What Matters this week
The All Ordinaries Index surpassed its pre-GFC high this week, closing at 6901 on Thursday. This was in spite of the big miners (Rio Tinto -5.9%, BHP -1.1%) holding it back after a slight pullback in the price of iron ore. Brazilian producer Vale received approval to resume dry processing operations, which will bring back a small amount of production that was taken offline (following the Brumadinho dam disaster in January). The remaining tons, however, will likely take several years to make their way back to the market.
Likewise, Fortescue’s (-5.2%) share price took a breather on Thursday after the 123% run it had in FY-19. It has run slightly ahead of the 50% increase in prices over FY-19. While it would be crass to call the recent price spike good fortune, it has allowed the company’s net debt levels to shrink by a third to $2.1 billion, despite its dividend and franking credit purge earlier this year.
It was business as usual at Macquarie Group (+2.5%). Its presentation this week began by outlining its risk culture and conduct (not that it need to, being the only big bank to come out of the Royal Commission unscathed) and ended with highly regarded CEO Shemara Wikramanayake reaffirmed the group's guidance for FY-20, which is expected to be down slightly in FY-19.
Kogan (-5.4%) continued to collect customers on its march towards becoming all things to everyone. The headline numbers: active customers are up 24.4% year-on-year, exclusive brand revenues were up more than 30% in 2HFY-19 vs 2HFY-18, gross transaction value was more than 9% comparing 2HFY-19 to 2HFY-18. After a brief rally, it ended this week down. This might have something to do with the fact it is trading at a forward P/E of 23 vs JB-Hifi’s 14.
Buy-now pay later providers continued to clamber for retailers, with FlexiGroup (+7.0%) adding 2000 locations since May to its humm buy-now pay later platform.
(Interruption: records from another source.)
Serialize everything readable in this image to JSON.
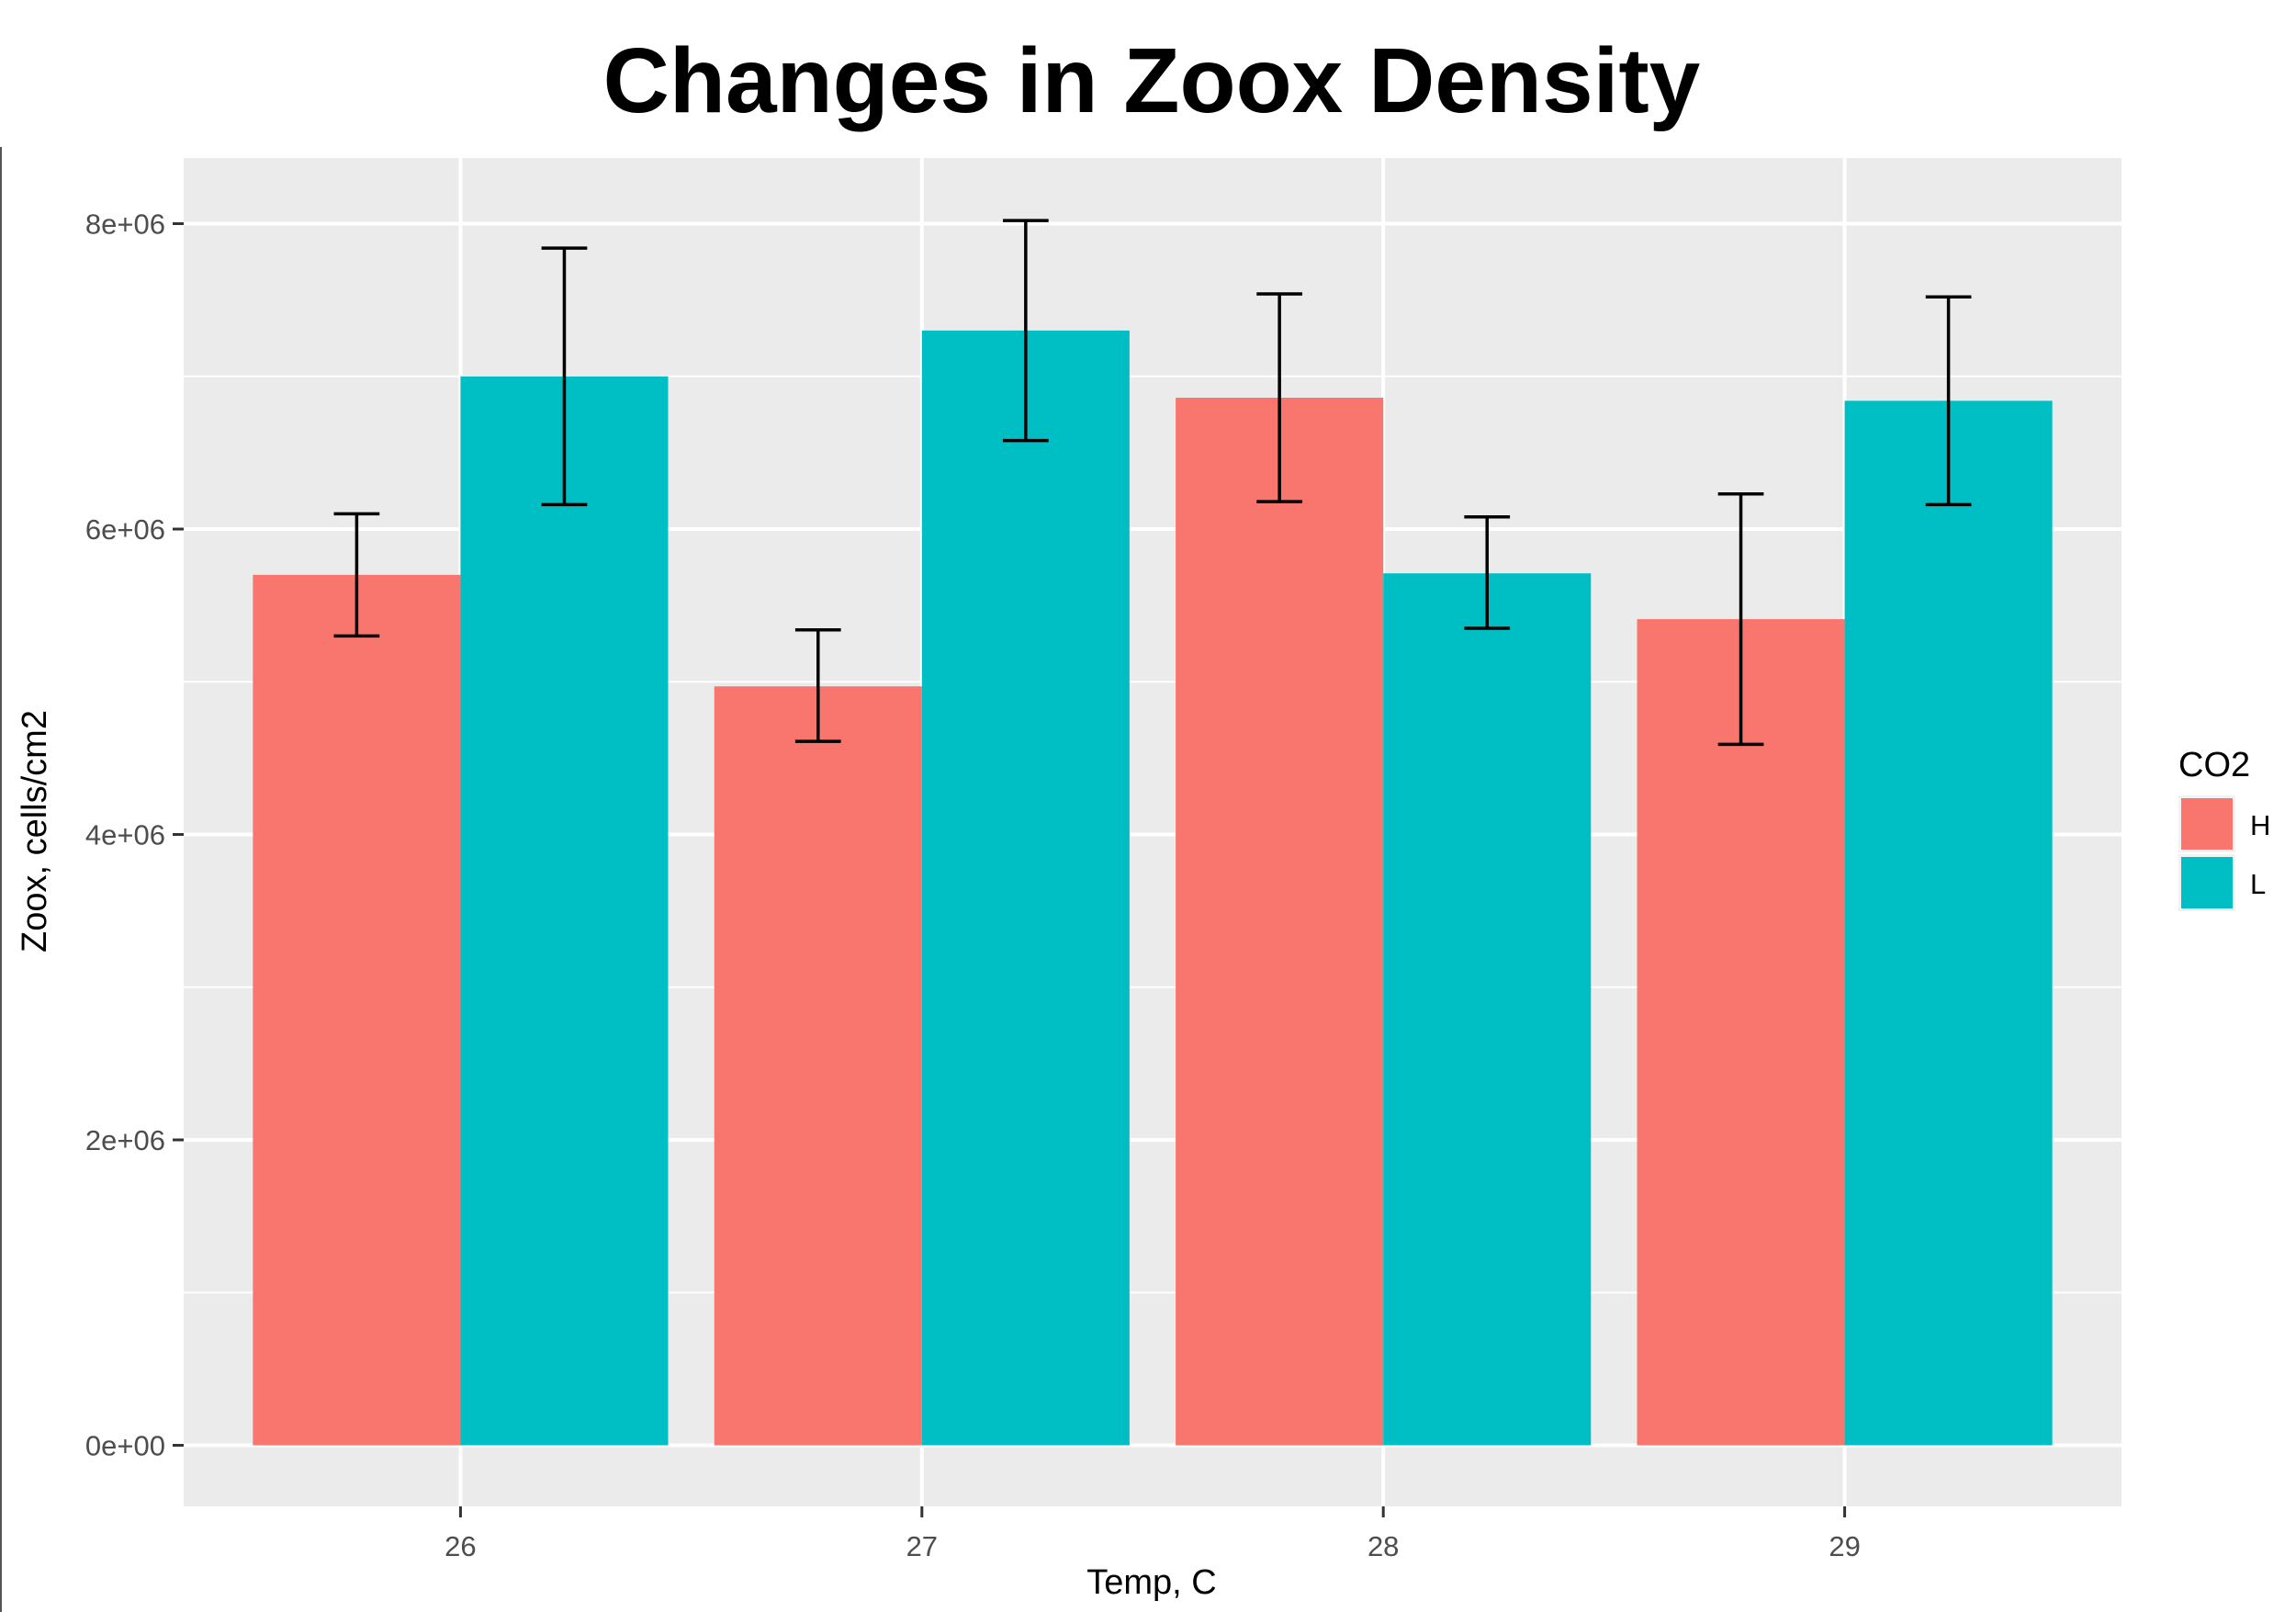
{
  "chart_data": {
    "type": "bar",
    "title": "Changes in Zoox Density",
    "xlabel": "Temp, C",
    "ylabel": "Zoox, cells/cm2",
    "categories": [
      "26",
      "27",
      "28",
      "29"
    ],
    "y_ticks": [
      0,
      2000000,
      4000000,
      6000000,
      8000000
    ],
    "y_tick_labels": [
      "0e+00",
      "2e+06",
      "4e+06",
      "6e+06",
      "8e+06"
    ],
    "ylim": [
      -400000,
      8430000
    ],
    "grid": true,
    "legend": {
      "title": "CO2",
      "position": "right"
    },
    "series": [
      {
        "name": "H",
        "color": "#F8766D",
        "values": [
          5700000,
          4970000,
          6860000,
          5410000
        ],
        "error_low": [
          5300000,
          4610000,
          6180000,
          4590000
        ],
        "error_high": [
          6100000,
          5340000,
          7540000,
          6230000
        ]
      },
      {
        "name": "L",
        "color": "#00BFC4",
        "values": [
          7000000,
          7300000,
          5710000,
          6840000
        ],
        "error_low": [
          6160000,
          6580000,
          5350000,
          6160000
        ],
        "error_high": [
          7840000,
          8020000,
          6080000,
          7520000
        ]
      }
    ]
  }
}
Not to be outdone, competitor Splitit (+27%) continues to marks its territory in Asia, adding more than 2000 online merchants in through a partnership with GHL ePayments.
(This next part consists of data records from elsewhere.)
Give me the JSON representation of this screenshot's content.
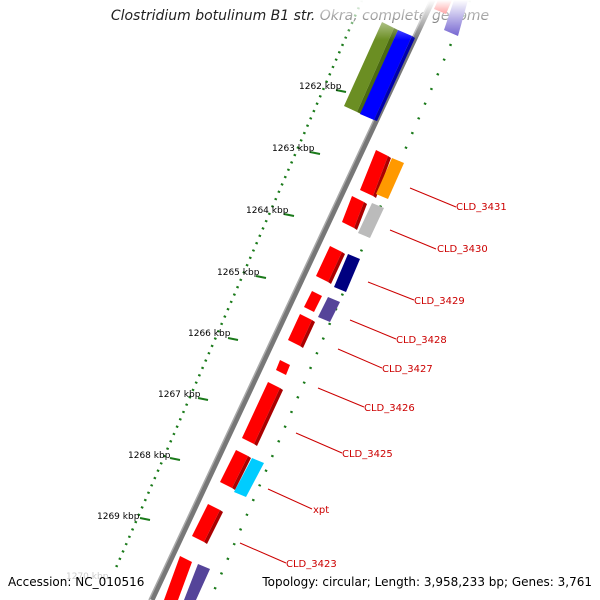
{
  "title": "Clostridium botulinum B1 str. Okra, complete genome",
  "footer": {
    "accession": "Accession: NC_010516",
    "summary": "Topology: circular; Length: 3,958,233 bp; Genes: 3,761"
  },
  "ticks": [
    "1262 kbp",
    "1263 kbp",
    "1264 kbp",
    "1265 kbp",
    "1266 kbp",
    "1267 kbp",
    "1268 kbp",
    "1269 kbp",
    "1270 kbp"
  ],
  "gene_labels": [
    "CLD_3431",
    "CLD_3430",
    "CLD_3429",
    "CLD_3428",
    "CLD_3427",
    "CLD_3426",
    "CLD_3425",
    "xpt",
    "CLD_3423"
  ],
  "colors": {
    "gene_red": "#ff0000",
    "orange": "#ff9900",
    "grey": "#bbbbbb",
    "navy": "#000080",
    "slate": "#554499",
    "cyan": "#00ccff",
    "olive": "#6b8e23",
    "blue": "#0000ff",
    "backbone": "#777777",
    "tick_green": "#1a7a1a",
    "label_red": "#cc0000"
  }
}
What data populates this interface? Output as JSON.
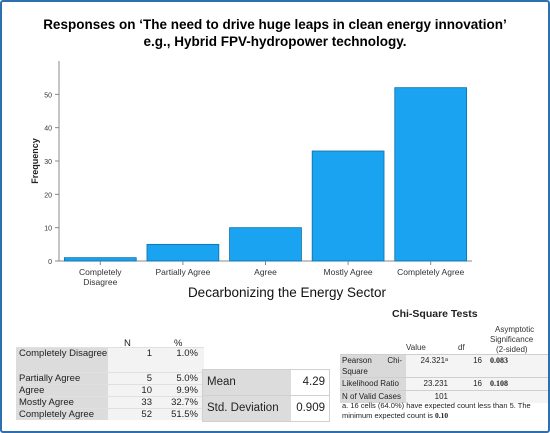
{
  "title_line1": "Responses on ‘The need to drive huge leaps in clean energy innovation’",
  "title_line2": "e.g., Hybrid FPV-hydropower technology.",
  "colors": {
    "bar": "#1aa3f0",
    "bar_stroke": "#0b6fa8",
    "frame": "#2e6fb0"
  },
  "chart_data": {
    "type": "bar",
    "categories": [
      "Completely Disagree",
      "Partially Agree",
      "Agree",
      "Mostly Agree",
      "Completely Agree"
    ],
    "values": [
      1,
      5,
      10,
      33,
      52
    ],
    "title": "",
    "xlabel": "Decarbonizing the Energy Sector",
    "ylabel": "Frequency",
    "ylim": [
      0,
      60
    ],
    "yticks": [
      0,
      10,
      20,
      30,
      40,
      50
    ],
    "grid": false
  },
  "frequency_table": {
    "headers": {
      "n": "N",
      "percent": "%"
    },
    "rows": [
      {
        "label": "Completely Disagree",
        "n": "1",
        "percent": "1.0%"
      },
      {
        "label": "Partially Agree",
        "n": "5",
        "percent": "5.0%"
      },
      {
        "label": "Agree",
        "n": "10",
        "percent": "9.9%"
      },
      {
        "label": "Mostly Agree",
        "n": "33",
        "percent": "32.7%"
      },
      {
        "label": "Completely Agree",
        "n": "52",
        "percent": "51.5%"
      }
    ]
  },
  "stats": {
    "mean_label": "Mean",
    "mean_value": "4.29",
    "sd_label": "Std. Deviation",
    "sd_value": "0.909"
  },
  "chi_square": {
    "title": "Chi-Square Tests",
    "col_value": "Value",
    "col_df": "df",
    "col_sig_1": "Asymptotic",
    "col_sig_2": "Significance",
    "col_sig_3": "(2-sided)",
    "rows": [
      {
        "label_1": "Pearson",
        "label_2": "Chi-",
        "label_3": "Square",
        "value": "24.321ᵃ",
        "df": "16",
        "sig": "0.083"
      },
      {
        "label_1": "Likelihood Ratio",
        "value": "23.231",
        "df": "16",
        "sig": "0.108"
      },
      {
        "label_1": "N of Valid Cases",
        "value": "101",
        "df": "",
        "sig": ""
      }
    ],
    "note_1": "a. 16 cells (64.0%) have expected count less than 5. The",
    "note_2": "minimum expected count is",
    "note_2_value": "0.10"
  }
}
Gold producer Regis Resources (-10.9%) posted a solid June quarter update, with production slightly above analyst estimates, however, it revealed costs were up circa 17% (All-in Sustaining Cost), with higher mining contractor costs and slightly lower grades.
It looks as if CEO Francesco Ferrari is hoping to shrink AMP (+2.2%) to greatness, with rumours that the company will let go of up to half of its advisers. Meanwhile, AMP’s general counsel of Australian Wealth Management Lucinda McCann served her notice at the company. The lawyer is moving to greener pastures at the prudential regulator APRA. That’s right, from AMP to APRA. Reassuringly, any potential conflicts of interest will be managed by ensuring Ms McCann does not handle any issues involving AMP for a whole 12 months. Last week’s scathing Capability Review is no doubt already collecting dust at the bottom of the regulator’s drawer.
Meanwhile, IOOF’s (+12.2%) financial advice business surprised, with inflows of $432m over the June quarter. The group overall saw inflows of approximately $800m over the quarter. This is in spite of five of its directors and executives being on the road to disqualification due to their poor showing at the Royal Commission.
Lastly, Magellan’s (+5.9%) Hamish Douglas was all smiles talking to the media at his local McDonald’s, as his Magellan Fund hit a price of $60/share this week. The fund’s share price has almost tripled since December last year, after funds under management increased by almost $17 billion or circa 22%. While this growth has largely been on the back of strong investment performance, its current share price is looking rather bloated.
Note: Price changes represent performance for the week to market close on Thursday afternoon.